4. Acree and MHS assert that the contract was unambiguous and that the trial court should have interpreted its clear terms and directed a verdict in favor of them, rather than allowing the jury to interpret the contract. We do not agree.
In this enumeration, Acree and MHS refer to the paragraph in the agreement included under "Exceptions to the Above," which reads as follows:
During the term of the agreement if Howard C. McMahan or Eugene H. Jackson leave Ocilla and Irwin County, discontinue their medical practice in Ocilla, change the type of practice they now have established, fail to use Irwin County Hospital for their primary patient care facility or compete with the hospital for medical services normally provided by the hospital then all payments to them will cease.

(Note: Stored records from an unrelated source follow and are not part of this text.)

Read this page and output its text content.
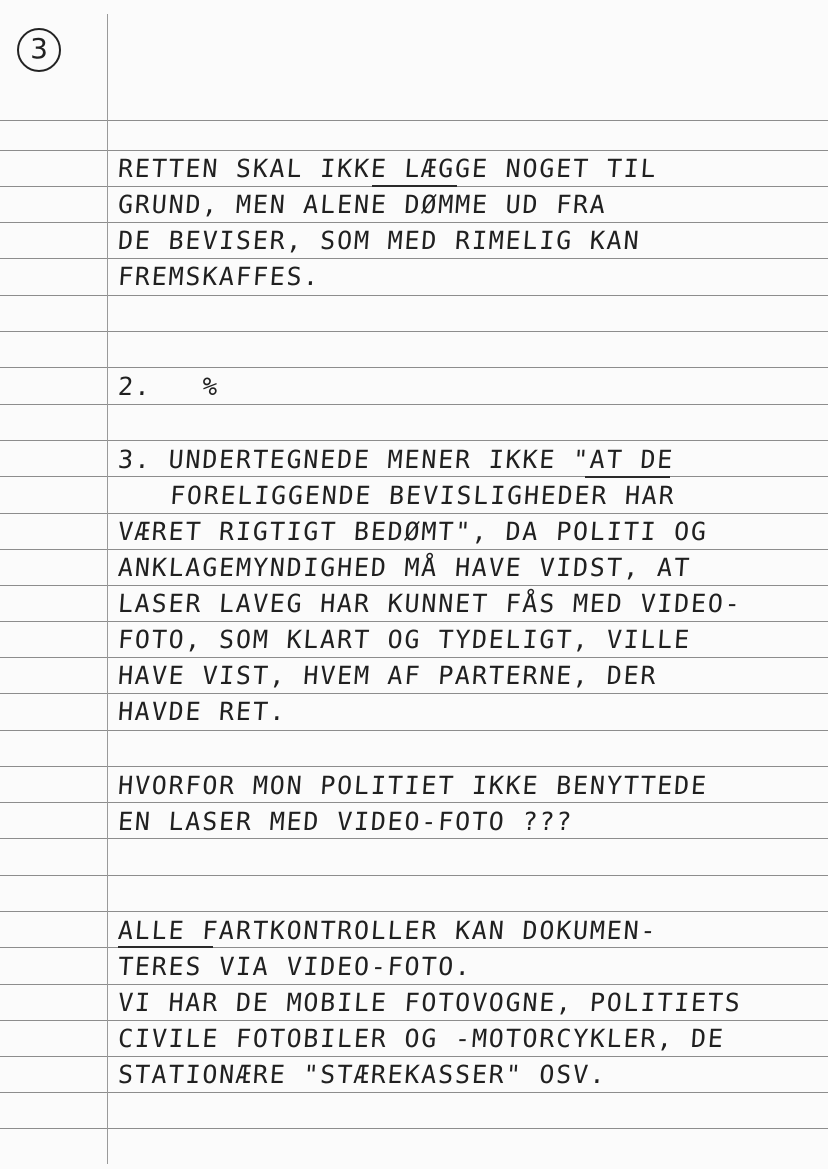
3
RETTEN SKAL IKKE LÆGGE NOGET TIL
GRUND, MEN ALENE DØMME UD FRA
DE BEVISER, SOM MED RIMELIG KAN
FREMSKAFFES.
2.   %
3. UNDERTEGNEDE MENER IKKE "AT DE
FORELIGGENDE BEVISLIGHEDER HAR
VÆRET RIGTIGT BEDØMT", DA POLITI OG
ANKLAGEMYNDIGHED MÅ HAVE VIDST, AT
LASER LAVEG HAR KUNNET FÅS MED VIDEO-
FOTO, SOM KLART OG TYDELIGT, VILLE
HAVE VIST, HVEM AF PARTERNE, DER
HAVDE RET.
HVORFOR MON POLITIET IKKE BENYTTEDE
EN LASER MED VIDEO-FOTO ???
ALLE FARTKONTROLLER KAN DOKUMEN-
TERES VIA VIDEO-FOTO.
VI HAR DE MOBILE FOTOVOGNE, POLITIETS
CIVILE FOTOBILER OG -MOTORCYKLER, DE
STATIONÆRE "STÆREKASSER" OSV.
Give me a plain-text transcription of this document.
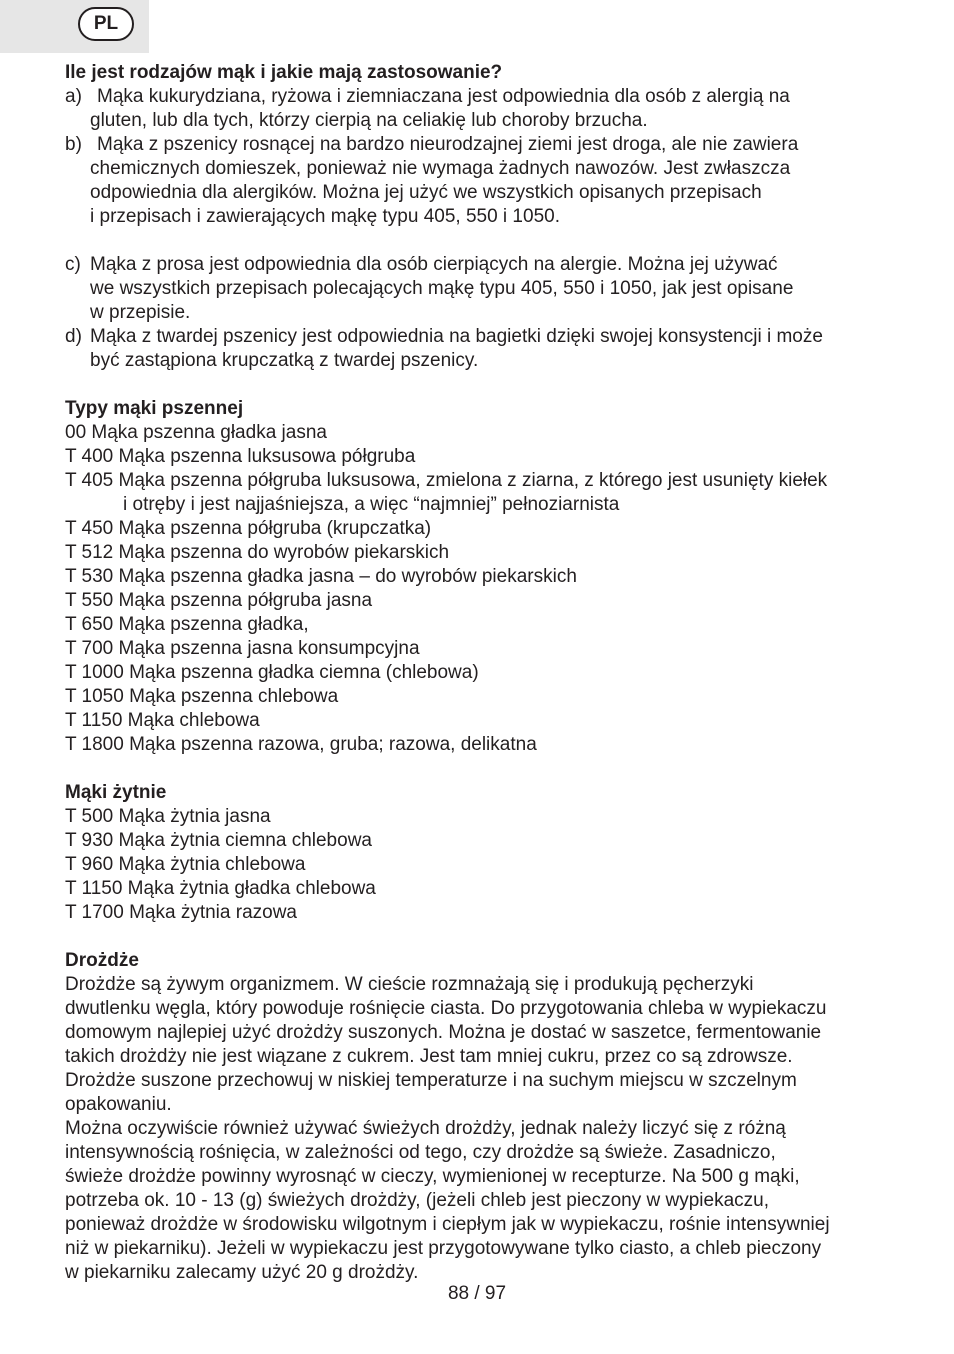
PL
Ile jest rodzajów mąk i jakie mają zastosowanie?
a) Mąka kukurydziana, ryżowa i ziemniaczana jest odpowiednia dla osób z alergią na
gluten, lub dla tych, którzy cierpią na celiakię lub choroby brzucha.
b) Mąka z pszenicy rosnącej na bardzo nieurodzajnej ziemi jest droga, ale nie zawiera
chemicznych domieszek, ponieważ nie wymaga żadnych nawozów. Jest zwłaszcza
odpowiednia dla alergików. Można jej użyć we wszystkich opisanych przepisach
i przepisach i zawierających mąkę typu 405, 550 i 1050.
c) Mąka z prosa jest odpowiednia dla osób cierpiących na alergie. Można jej używać
we wszystkich przepisach polecających mąkę typu 405, 550 i 1050, jak jest opisane
w przepisie.
d) Mąka z twardej pszenicy jest odpowiednia na bagietki dzięki swojej konsystencji i może
być zastąpiona krupczatką z twardej pszenicy.
Typy mąki pszennej
00 Mąka pszenna gładka jasna
T 400 Mąka pszenna luksusowa półgruba
T 405 Mąka pszenna półgruba luksusowa, zmielona z ziarna, z którego jest usunięty kiełek
i otręby i jest najjaśniejsza, a więc “najmniej” pełnoziarnista
T 450 Mąka pszenna półgruba (krupczatka)
T 512 Mąka pszenna do wyrobów piekarskich
T 530 Mąka pszenna gładka jasna – do wyrobów piekarskich
T 550 Mąka pszenna półgruba jasna
T 650 Mąka pszenna gładka,
T 700 Mąka pszenna jasna konsumpcyjna
T 1000 Mąka pszenna gładka ciemna (chlebowa)
T 1050 Mąka pszenna chlebowa
T 1150 Mąka chlebowa
T 1800 Mąka pszenna razowa, gruba; razowa, delikatna
Mąki żytnie
T 500 Mąka żytnia jasna
T 930 Mąka żytnia ciemna chlebowa
T 960 Mąka żytnia chlebowa
T 1150 Mąka żytnia gładka chlebowa
T 1700 Mąka żytnia razowa
Drożdże
Drożdże są żywym organizmem. W cieście rozmnażają się i produkują pęcherzyki
dwutlenku węgla, który powoduje rośnięcie ciasta. Do przygotowania chleba w wypiekaczu
domowym najlepiej użyć drożdży suszonych. Można je dostać w saszetce, fermentowanie
takich drożdży nie jest wiązane z cukrem. Jest tam mniej cukru, przez co są zdrowsze.
Drożdże suszone przechowuj w niskiej temperaturze i na suchym miejscu w szczelnym
opakowaniu.
Można oczywiście również używać świeżych drożdży, jednak należy liczyć się z różną
intensywnością rośnięcia, w zależności od tego, czy drożdże są świeże. Zasadniczo,
świeże drożdże powinny wyrosnąć w cieczy, wymienionej w recepturze. Na 500 g mąki,
potrzeba ok. 10 - 13 (g) świeżych drożdży, (jeżeli chleb jest pieczony w wypiekaczu,
ponieważ drożdże w środowisku wilgotnym i ciepłym jak w wypiekaczu, rośnie intensywniej
niż w piekarniku). Jeżeli w wypiekaczu jest przygotowywane tylko ciasto, a chleb pieczony
w piekarniku zalecamy użyć 20 g drożdży.
88 / 97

Acree and MHS argue that because of the key words "or" and "them," this provision is unambiguous in providing that should either of the two doctors leave, payments would cease to both doctors, even should the other doctor remain. The provision is by no means devoid of ambiguity. McMahan testified that his understanding was different and that, when asked about this very point, Acree agreed with his interpretation. Acree's payments to McMahan from September to December 1993, after Jackson left, also make clear that his interpretation at that time differed from the interpretation he now presents to this court. The evidence shows that this provision in the contract was ambiguous, even after the application of the rules of *574 construction. The trial court did not err in submitting it to the jury for interpretation.
Moreover, even if the contract were unambiguous, as argued by Acree and MHS, a fair and reasonable construction must be placed upon it. Smiths' Properties v. RTM Enterprises, 160 Ga.App. 102, 103(2), 286 S.E.2d 334 (1981) (physical precedent only but full concurrence as to Division 2). Construing it to end payments to McMahan if Jackson left even if McMahan stayed and fulfilled his obligations is neither fair nor reasonable.
Judgment affirmed.
ELDRIDGE and ELLINGTON, JJ., concur.